Söz konusu maddede Belediye meclisinin görev ve yetkileri arasında “Belediye adına imtiyaz verilmesine ve belediye yatırımlarının yap-işlet veya yap-işlet-devret modeli ile yapılmasına; belediyeye ait şirket, işletme ve iştiraklerin özelleştirilmesine karar vermek” yer almaktadır. Bunun yanı sıra 4046 sayılı Özelleştirme Uygulamaları Hakkındaki Kanun’un 26. maddesinde özelleştirme işlemlerinin bu kanun kapsamında belediyelerin yetkili organlarınca belirlenip yürütüldüğünden bahsedilmektedir. 4046 Sayılı Kanun’un bahse konu maddesi uyarınca belediye ve il özel idarelerine ait ticari amaçlı kuruluşlar ile pay oranlarına bakılmaksızın her türlü iştiraklerindeki paylarının özelleştirilmesine ilişkin işlemler bu Kanun’daki esaslara göre, yetkili organlarınca belirlenir ve yürütülür.
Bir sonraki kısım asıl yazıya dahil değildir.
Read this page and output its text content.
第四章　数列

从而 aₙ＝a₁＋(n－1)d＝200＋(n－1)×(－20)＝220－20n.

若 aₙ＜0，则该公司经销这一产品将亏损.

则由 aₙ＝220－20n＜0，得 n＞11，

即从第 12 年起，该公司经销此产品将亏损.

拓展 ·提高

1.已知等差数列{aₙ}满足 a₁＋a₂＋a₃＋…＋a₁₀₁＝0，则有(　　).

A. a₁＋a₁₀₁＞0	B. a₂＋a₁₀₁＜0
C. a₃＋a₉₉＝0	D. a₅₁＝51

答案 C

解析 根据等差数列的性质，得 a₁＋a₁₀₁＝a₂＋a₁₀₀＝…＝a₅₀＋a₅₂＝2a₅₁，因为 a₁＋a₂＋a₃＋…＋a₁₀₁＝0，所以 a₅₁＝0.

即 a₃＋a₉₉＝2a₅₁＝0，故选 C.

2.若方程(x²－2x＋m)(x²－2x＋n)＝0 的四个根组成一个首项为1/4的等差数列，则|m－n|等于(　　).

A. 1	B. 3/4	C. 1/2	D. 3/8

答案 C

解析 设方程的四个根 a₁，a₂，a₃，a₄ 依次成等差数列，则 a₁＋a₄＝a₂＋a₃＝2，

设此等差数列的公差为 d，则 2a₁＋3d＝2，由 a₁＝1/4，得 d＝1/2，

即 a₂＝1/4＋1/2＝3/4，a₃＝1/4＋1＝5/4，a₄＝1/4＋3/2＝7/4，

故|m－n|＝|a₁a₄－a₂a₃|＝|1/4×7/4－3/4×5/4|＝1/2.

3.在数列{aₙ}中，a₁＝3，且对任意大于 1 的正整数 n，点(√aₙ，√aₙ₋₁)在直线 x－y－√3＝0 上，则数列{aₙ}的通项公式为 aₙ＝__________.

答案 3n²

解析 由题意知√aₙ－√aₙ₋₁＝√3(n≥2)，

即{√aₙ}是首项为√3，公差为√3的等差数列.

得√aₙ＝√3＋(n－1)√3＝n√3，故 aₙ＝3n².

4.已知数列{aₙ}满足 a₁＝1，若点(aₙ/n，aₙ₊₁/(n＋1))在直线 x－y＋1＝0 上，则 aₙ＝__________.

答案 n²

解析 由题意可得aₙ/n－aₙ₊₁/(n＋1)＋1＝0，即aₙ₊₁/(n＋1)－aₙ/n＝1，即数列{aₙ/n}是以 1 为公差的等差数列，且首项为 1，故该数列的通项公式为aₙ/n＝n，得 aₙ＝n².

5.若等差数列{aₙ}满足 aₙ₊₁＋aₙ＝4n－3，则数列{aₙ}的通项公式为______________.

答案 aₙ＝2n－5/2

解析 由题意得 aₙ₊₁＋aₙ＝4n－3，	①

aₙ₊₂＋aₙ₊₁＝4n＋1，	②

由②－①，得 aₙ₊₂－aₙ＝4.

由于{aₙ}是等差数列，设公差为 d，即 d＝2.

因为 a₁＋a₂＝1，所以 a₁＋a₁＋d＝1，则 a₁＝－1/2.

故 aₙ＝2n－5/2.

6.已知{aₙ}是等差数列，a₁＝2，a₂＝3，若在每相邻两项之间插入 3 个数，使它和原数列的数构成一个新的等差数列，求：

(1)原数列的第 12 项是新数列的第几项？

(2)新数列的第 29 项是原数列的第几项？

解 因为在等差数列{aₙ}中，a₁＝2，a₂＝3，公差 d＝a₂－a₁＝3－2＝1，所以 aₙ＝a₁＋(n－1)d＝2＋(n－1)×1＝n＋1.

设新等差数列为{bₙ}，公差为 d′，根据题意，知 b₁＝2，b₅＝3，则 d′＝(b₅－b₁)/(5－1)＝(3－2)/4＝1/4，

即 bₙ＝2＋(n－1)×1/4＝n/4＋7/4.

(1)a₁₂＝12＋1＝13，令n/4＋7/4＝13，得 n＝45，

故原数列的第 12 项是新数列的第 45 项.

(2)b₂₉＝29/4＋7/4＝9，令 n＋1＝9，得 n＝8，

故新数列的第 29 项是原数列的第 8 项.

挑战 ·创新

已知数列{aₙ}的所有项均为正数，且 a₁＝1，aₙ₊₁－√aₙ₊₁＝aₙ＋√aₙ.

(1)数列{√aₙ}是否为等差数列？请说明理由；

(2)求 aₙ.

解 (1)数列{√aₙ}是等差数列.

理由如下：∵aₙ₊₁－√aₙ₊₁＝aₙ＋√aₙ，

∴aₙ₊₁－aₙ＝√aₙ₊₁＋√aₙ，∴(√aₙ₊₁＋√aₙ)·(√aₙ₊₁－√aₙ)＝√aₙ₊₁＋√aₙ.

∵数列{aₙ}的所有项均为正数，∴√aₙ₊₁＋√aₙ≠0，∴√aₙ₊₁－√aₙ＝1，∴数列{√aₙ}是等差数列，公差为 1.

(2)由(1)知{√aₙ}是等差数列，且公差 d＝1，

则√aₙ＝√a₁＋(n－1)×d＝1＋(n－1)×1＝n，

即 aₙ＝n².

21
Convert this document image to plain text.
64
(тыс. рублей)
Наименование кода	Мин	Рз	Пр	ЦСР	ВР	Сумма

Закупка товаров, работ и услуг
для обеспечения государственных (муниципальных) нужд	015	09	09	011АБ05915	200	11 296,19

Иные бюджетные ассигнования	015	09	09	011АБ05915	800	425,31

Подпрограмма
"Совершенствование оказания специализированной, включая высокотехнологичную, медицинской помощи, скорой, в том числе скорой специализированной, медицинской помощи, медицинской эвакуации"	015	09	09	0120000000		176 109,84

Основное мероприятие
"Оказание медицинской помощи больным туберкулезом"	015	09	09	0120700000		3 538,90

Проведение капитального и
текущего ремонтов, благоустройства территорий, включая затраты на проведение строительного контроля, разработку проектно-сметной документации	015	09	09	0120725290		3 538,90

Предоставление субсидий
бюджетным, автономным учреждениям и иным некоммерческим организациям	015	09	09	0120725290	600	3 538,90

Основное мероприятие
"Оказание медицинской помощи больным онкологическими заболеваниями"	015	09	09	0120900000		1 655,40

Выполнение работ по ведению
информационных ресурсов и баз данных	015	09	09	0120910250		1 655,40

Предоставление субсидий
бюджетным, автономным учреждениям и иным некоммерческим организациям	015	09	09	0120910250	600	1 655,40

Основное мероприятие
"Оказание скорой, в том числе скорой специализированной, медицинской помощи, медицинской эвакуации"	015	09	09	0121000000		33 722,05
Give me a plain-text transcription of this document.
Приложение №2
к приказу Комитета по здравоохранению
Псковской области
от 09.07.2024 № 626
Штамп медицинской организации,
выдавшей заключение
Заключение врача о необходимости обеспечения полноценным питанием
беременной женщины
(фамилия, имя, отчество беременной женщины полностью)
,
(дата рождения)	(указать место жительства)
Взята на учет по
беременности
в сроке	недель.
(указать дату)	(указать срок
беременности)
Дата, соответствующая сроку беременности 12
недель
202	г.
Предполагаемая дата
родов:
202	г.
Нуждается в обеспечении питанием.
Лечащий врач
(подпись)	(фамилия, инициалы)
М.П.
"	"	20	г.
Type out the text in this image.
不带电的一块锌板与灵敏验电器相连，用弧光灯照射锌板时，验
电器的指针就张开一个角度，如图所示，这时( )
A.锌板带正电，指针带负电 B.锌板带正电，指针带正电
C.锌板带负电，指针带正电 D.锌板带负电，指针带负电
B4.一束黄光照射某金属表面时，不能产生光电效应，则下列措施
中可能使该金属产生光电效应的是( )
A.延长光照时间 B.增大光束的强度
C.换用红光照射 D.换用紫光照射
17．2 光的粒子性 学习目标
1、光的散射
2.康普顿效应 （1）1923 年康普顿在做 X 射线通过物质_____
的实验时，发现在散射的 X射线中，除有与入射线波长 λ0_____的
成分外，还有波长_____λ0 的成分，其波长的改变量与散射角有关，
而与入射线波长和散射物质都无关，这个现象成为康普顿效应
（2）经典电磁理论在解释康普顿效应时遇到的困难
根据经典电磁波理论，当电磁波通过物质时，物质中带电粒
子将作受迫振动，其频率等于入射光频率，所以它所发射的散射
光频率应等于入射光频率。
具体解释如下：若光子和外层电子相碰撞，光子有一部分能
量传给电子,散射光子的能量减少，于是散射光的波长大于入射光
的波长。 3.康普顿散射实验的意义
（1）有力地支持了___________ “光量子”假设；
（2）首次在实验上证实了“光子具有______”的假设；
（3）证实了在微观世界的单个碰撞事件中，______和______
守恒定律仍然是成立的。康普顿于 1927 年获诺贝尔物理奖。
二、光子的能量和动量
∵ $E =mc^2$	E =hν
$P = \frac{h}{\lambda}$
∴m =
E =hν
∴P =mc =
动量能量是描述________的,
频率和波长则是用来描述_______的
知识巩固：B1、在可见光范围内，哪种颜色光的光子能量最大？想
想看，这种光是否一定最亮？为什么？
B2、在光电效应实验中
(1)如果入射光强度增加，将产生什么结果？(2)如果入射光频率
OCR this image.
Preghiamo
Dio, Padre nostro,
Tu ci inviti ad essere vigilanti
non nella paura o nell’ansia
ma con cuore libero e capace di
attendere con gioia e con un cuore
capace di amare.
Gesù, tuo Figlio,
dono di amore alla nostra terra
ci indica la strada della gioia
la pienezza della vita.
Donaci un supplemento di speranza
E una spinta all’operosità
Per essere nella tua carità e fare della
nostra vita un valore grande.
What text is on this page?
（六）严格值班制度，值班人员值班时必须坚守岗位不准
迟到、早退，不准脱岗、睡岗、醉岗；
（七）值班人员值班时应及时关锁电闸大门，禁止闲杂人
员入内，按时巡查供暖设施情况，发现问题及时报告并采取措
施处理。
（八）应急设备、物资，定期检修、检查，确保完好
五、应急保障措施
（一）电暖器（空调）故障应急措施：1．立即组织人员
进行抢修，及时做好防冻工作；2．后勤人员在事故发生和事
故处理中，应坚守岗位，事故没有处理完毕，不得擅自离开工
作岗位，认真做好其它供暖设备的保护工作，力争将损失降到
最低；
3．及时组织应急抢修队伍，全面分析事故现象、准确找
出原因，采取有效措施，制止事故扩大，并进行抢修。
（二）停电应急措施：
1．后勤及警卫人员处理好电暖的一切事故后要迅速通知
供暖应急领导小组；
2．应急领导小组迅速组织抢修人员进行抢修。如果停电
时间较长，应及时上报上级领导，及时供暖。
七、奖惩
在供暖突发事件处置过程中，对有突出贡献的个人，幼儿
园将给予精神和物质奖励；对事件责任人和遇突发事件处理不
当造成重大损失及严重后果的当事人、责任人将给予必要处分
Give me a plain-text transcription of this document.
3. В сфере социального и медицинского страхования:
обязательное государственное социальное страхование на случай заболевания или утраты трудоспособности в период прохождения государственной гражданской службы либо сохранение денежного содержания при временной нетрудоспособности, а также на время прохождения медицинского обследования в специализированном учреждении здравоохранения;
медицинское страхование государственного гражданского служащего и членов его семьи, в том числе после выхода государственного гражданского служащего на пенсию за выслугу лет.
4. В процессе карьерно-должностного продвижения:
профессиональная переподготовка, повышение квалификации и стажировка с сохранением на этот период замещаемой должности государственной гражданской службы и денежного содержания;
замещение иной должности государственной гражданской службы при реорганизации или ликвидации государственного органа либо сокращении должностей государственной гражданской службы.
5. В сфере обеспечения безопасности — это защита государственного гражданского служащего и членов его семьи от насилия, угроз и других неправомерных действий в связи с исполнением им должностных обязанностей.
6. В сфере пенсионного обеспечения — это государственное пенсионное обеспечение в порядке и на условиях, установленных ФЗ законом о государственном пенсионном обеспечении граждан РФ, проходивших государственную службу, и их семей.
Özelleştirmeden Elde Edilen Gelir Hangi Hesapta Toplanır?
Bu şekilde sağlanan gelirler ilgili belediye veya il özel idaresi tarafından özel bir hesapta toplanır. Bu özel hesapta toplanan gelirler ilgili belediye veya il özel idaresi tarafından öncelikle; özelleştirme uygulamaları sonucu doğabilecek iş kaybı nedeniyle yapılacak tazminat ödemeleri ve gerektiğinde bu madde gereğince ilgili belediye veya il özel idaresi tarafından özelleştirilecek diğer kuruluşlarda yapılacak idari, mali ve hukuki düzenlemelerin gerektirdiği harcamalarda kullanılır. Bu doğrultuda elde edilecek özelleştirme gelirlerinden yukarıda belirtilen öncelikli harcamalar düşüldükten sonra kalan miktar ilgili belediye ve il özel idaresi tarafından bütçelerine gelir kaydedilir. Belediye veya il özel idarelerinin yapacakları özelleştirme uygulamaları çerçevesinde özel ihtisas gerektiren konulara ilişkin müşavirlik, araştırma, pazarlama ve teknik hizmetler; ilgili belediye veya il özel idaresinin talebi üzerine idarece sağlanabilir.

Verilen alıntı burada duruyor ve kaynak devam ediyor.